(This interview transcript has been edited for clarity and hilarity. LISTEN to the entire conversation.We chat about Georgia being a slashie, gamifying reading, filter bubbles, the ability to nerd out on topics, clicking out random ads to support good journalism, whether people read long articles online, salt water crocodiles, and so much more. Note: co-host David Ryan Polgar is a contributing writer to Quartz and other fine outlets.)
Joe Leonardo: Welcome to the Funny as Tech podcast. I am your co-host and comedian Joe Leonardo. And to my left is David Ryan Polar, tech ethicist. And who do we have for our guest today?
David Ryan Polgar: Georgia Frances King is an Ideas Editor at Quartz, where she works with industry leaders to pen forward-thinking op-eds on futuristic technology. VR, AR, AI, IoT, ML, NLP: If it's an acronym, she probably deals with it. A recovered lifestyle journalist, she was once the assistant editor of Australia's frankie magazine and spent three years as the editor of Kinfolk magazine, during which time she also edited their New York Times-best seller, The Kinfolk Home. She now works at the intersection of emerging technology and quality-of-life, happily living with her head in the cloud.
Georgia Frances King: Thank you so much, guys. Wow. That introduction makes me sound very confused in my career thus far. (laughter)
DRP: We're all confused.
JL: I feel like nowadays you have to be all over the place. You can't just do one thing.
DRP: We call them slashers, right?
GFK: Slashies...If you're slashie, you're between two different things. I feel like I came from editing a lot of very pretty design magazines for a long time, but my actual passion was also talking about Elon Musk and rocket boosters and those kinds of things.
DRP: So Georgia, today we want to talk about the future of journalism. It's a hot issue right now. Nobody knows, at least from my perspective where, where media is going. Everybody seems to be throwing topics and content and strategy against the wall. So what's your overall large scope take on the future of journalism?
GFK: I think with a lot of areas of technology right now, there are two different viewpoints that you can take. You can either consider the utopia yet or you can consider the dystopia and the reality is always going to be somewhere in between.
I think with a lot of areas of technology right now, there are two different viewpoints that you can take. You can either consider the utopia yet or you can consider the dystopia and the reality is always going to be somewhere in between...
I feel that I would prefer to think about a future that is positive that we can work toward rather than a future we have that we run away from.

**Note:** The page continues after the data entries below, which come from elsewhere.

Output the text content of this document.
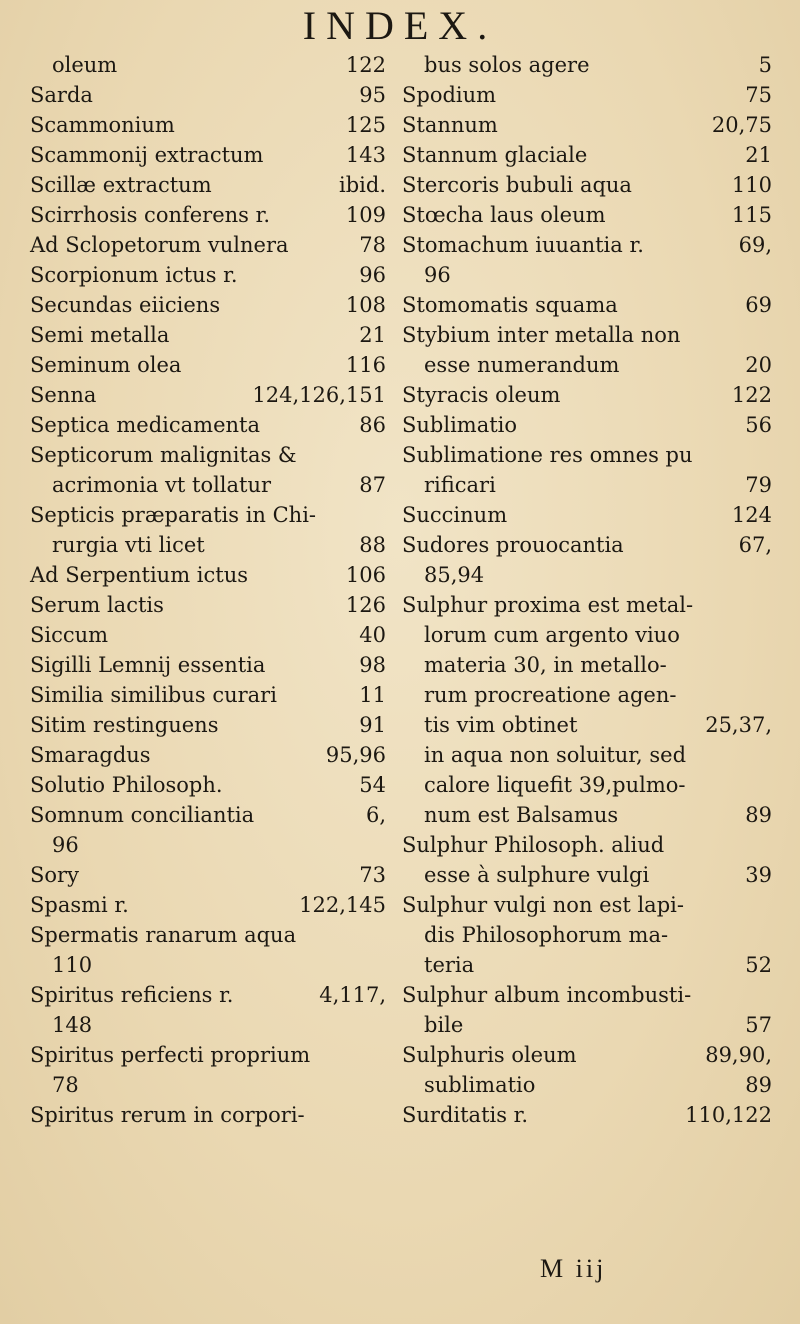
INDEX.
oleum	122
Sarda	95
Scammonium	125
Scammonij extractum	143
Scillæ extractum	ibid.
Scirrhosis conferens r.	109
Ad Sclopetorum vulnera	78
Scorpionum ictus r.	96
Secundas eiiciens	108
Semi metalla	21
Seminum olea	116
Senna	124,126,151
Septica medicamenta	86
Septicorum malignitas &
acrimonia vt tollatur	87
Septicis præparatis in Chi-
rurgia vti licet	88
Ad Serpentium ictus	106
Serum lactis	126
Siccum	40
Sigilli Lemnij essentia	98
Similia similibus curari	11
Sitim restinguens	91
Smaragdus	95,96
Solutio Philosoph.	54
Somnum conciliantia	6,
96
Sory	73
Spasmi r.	122,145
Spermatis ranarum aqua
110
Spiritus reficiens r.	4,117,
148
Spiritus perfecti proprium
78
Spiritus rerum in corpori-
bus solos agere	5
Spodium	75
Stannum	20,75
Stannum glaciale	21
Stercoris bubuli aqua	110
Stœcha laus oleum	115
Stomachum iuuantia r.	69,
96
Stomomatis squama	69
Stybium inter metalla non
esse numerandum	20
Styracis oleum	122
Sublimatio	56
Sublimatione res omnes pu
rificari	79
Succinum	124
Sudores prouocantia	67,
85,94
Sulphur proxima est metal-
lorum cum argento viuo
materia 30, in metallo-
rum procreatione agen-
tis vim obtinet	25,37,
in aqua non soluitur, sed
calore liquefit 39,pulmo-
num est Balsamus	89
Sulphur Philosoph. aliud
esse à sulphure vulgi	39
Sulphur vulgi non est lapi-
dis Philosophorum ma-
teria	52
Sulphur album incombusti-
bile	57
Sulphuris oleum	89,90,
sublimatio	89
Surditatis r.	110,122
M iij
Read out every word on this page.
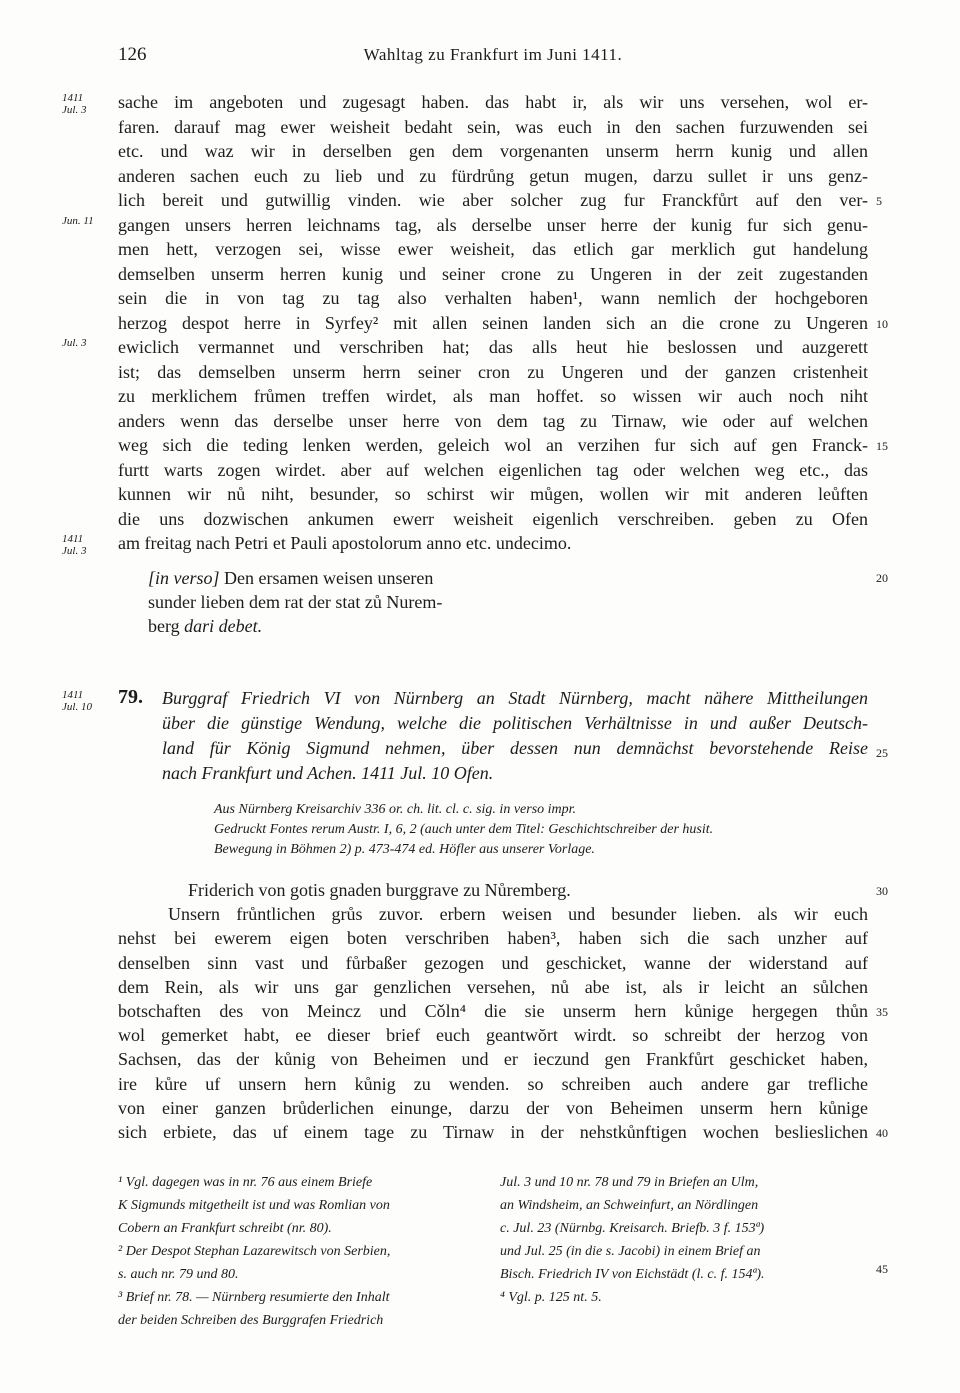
126	Wahltag zu Frankfurt im Juni 1411.
sache im angeboten und zugesagt haben. das habt ir, als wir uns versehen, wol er-
faren. darauf mag ewer weisheit bedaht sein, was euch in den sachen furzuwenden sei
etc. und waz wir in derselben gen dem vorgenanten unserm herrn kunig und allen
anderen sachen euch zu lieb und zu fürdrůng getun mugen, darzu sullet ir uns genz-
lich bereit und gutwillig vinden. wie aber solcher zug fur Franckfůrt auf den ver-
gangen unsers herren leichnams tag, als derselbe unser herre der kunig fur sich genu-
men hett, verzogen sei, wisse ewer weisheit, das etlich gar merklich gut handelung
demselben unserm herren kunig und seiner crone zu Ungeren in der zeit zugestanden
sein die in von tag zu tag also verhalten haben¹, wann nemlich der hochgeboren
herzog despot herre in Syrfey² mit allen seinen landen sich an die crone zu Ungeren
ewiclich vermannet und verschriben hat; das alls heut hie beslossen und auzgerett
ist; das demselben unserm herrn seiner cron zu Ungeren und der ganzen cristenheit
zu merklichem frůmen treffen wirdet, als man hoffet. so wissen wir auch noch niht
anders wenn das derselbe unser herre von dem tag zu Tirnaw, wie oder auf welchen
weg sich die teding lenken werden, geleich wol an verzihen fur sich auf gen Franck-
furtt warts zogen wirdet. aber auf welchen eigenlichen tag oder welchen weg etc., das
kunnen wir nů niht, besunder, so schirst wir můgen, wollen wir mit anderen leůften
die uns dozwischen ankumen ewerr weisheit eigenlich verschreiben. geben zu Ofen
am freitag nach Petri et Pauli apostolorum anno etc. undecimo.
1411
Jul. 3
Jun. 11
Jul. 3
1411
Jul. 3
[in verso] Den ersamen weisen unseren
sunder lieben dem rat der stat zů Nurem-
berg dari debet.
20
1411
Jul. 10 79. Burggraf Friedrich VI von Nürnberg an Stadt Nürnberg, macht nähere Mittheilungen
über die günstige Wendung, welche die politischen Verhältnisse in und außer Deutsch-
land für König Sigmund nehmen, über dessen nun demnächst bevorstehende Reise
nach Frankfurt und Achen. 1411 Jul. 10 Ofen.
25
Aus Nürnberg Kreisarchiv 336 or. ch. lit. cl. c. sig. in verso impr.
Gedruckt Fontes rerum Austr. I, 6, 2 (auch unter dem Titel: Geschichtschreiber der husit.
Bewegung in Böhmen 2) p. 473-474 ed. Höfler aus unserer Vorlage.
Friderich von gotis gnaden burggrave zu Nůremberg.
Unsern frůntlichen grůs zuvor. erbern weisen und besunder lieben. als wir euch
nehst bei ewerem eigen boten verschriben haben³, haben sich die sach unzher auf
denselben sinn vast und fůrbaßer gezogen und geschicket, wanne der widerstand auf
dem Rein, als wir uns gar genzlichen versehen, nů abe ist, als ir leicht an sůlchen
botschaften des von Meincz und Cǒln⁴ die sie unserm hern kůnige hergegen thůn
wol gemerket habt, ee dieser brief euch geantwŏrt wirdt. so schreibt der herzog von
Sachsen, das der kůnig von Beheimen und er ieczund gen Frankfůrt geschicket haben,
ire kůre uf unsern hern kůnig zu wenden. so schreiben auch andere gar trefliche
von einer ganzen brůderlichen einunge, darzu der von Beheimen unserm hern kůnige
sich erbiete, das uf einem tage zu Tirnaw in der nehstkůnftigen wochen beslieslichen
¹ Vgl. dagegen was in nr. 76 aus einem Briefe
K Sigmunds mitgetheilt ist und was Romlian von
Cobern an Frankfurt schreibt (nr. 80).
² Der Despot Stephan Lazarewitsch von Serbien,
s. auch nr. 79 und 80.
³ Brief nr. 78. — Nürnberg resumierte den Inhalt
der beiden Schreiben des Burggrafen Friedrich
Jul. 3 und 10 nr. 78 und 79 in Briefen an Ulm,
an Windsheim, an Schweinfurt, an Nördlingen
c. Jul. 23 (Nürnbg. Kreisarch. Briefb. 3 f. 153ª)
und Jul. 25 (in die s. Jacobi) in einem Brief an
Bisch. Friedrich IV von Eichstädt (l. c. f. 154ª).
⁴ Vgl. p. 125 nt. 5.
45
5
10
15
30
35
40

But that said, everyone in media is terrified right now as to what technology is doing to our industry and especially the reach that we can have because of the control of many major tech companies now, privatized tech companies, influencing not the content that we create necessarily, but how the content that we create gets out there.
If you want to go back to the era of newspapers, they would deliver it to your doorstep every day. And you would pick something up. You would read the headlines on the front page and then you would go through bit by bit...what you might do is see just little snippets of everything that's happening around the world.
Now the main way that we come to our news is when we see it in our twitter feed or someone sends us a text message with a link to an article or it's in Facebook or we clicked through from an e-newsletter link or something like this.
What that means is that instead of coming across things by happenstance...we're only actively seeking out new sources and information that we do care about.
DRP: Has this idea of maybe more of an algorithm-forward type of recommendation system altered how people are even reading or taking in content?
GFK: It's definitely altering consumption. Again, we can very quickly veer into dytopia and say that this is just all going to be filter bubbles and we're only going to ever know things that we are interested in and that is going to narrow knowledge.
But you can also take the positive view of that in some ways. If you really, really want to go deep on a subject, it is a lot easier to find more information on that subject. So if we also want to take our knowledge into our own hands, we now have a better opportunity than ever to go out and seek that knowledge. Now, the thing is is that most people don't want to do that. They don't have the time to do that. I often talk about the difference between people who want to reinforce paradigms and the difference between people who want to shift them.
[Discussion on ad revenue needed to support journalism.]
GFK: For all of those articles that you share that you don't actually click upon, that is less money that these organizations can have to go out and create better journalism. I'm actually someone-- this sounds crazy--if I read a really good article online, I click on the ads around it... I guess this is probably a guilt factor thing that like I'll just click on the ads I don't even like.
[Discussion on paywalls and moving away from clickbait type articles.]
DRP: Do you think we're kind of going through this new movement where we're saying, all right, let's get a little more in depth?
GFK: I can definitely tell you that some of the most popular articles on Quartz, and I know it's true for the New Yorker, I know it's true for Vanity Fair, are the longest ones.
I know I had a piece that I published last year that was, I think it was seven and a half thousand words long and it had an average range re time of four and a half minutes and over a million people read it in the first month.
[Joe asks about depleted attention spans and needing to be a really good writer to holds someone attention span for long articles.]
GFK: But I do want to say that I think that we also have to meet readers where they're at and if readers only have 15 seconds on a train to get a soundbite of an important news piece. It doesn't have to be an 8,000 word article.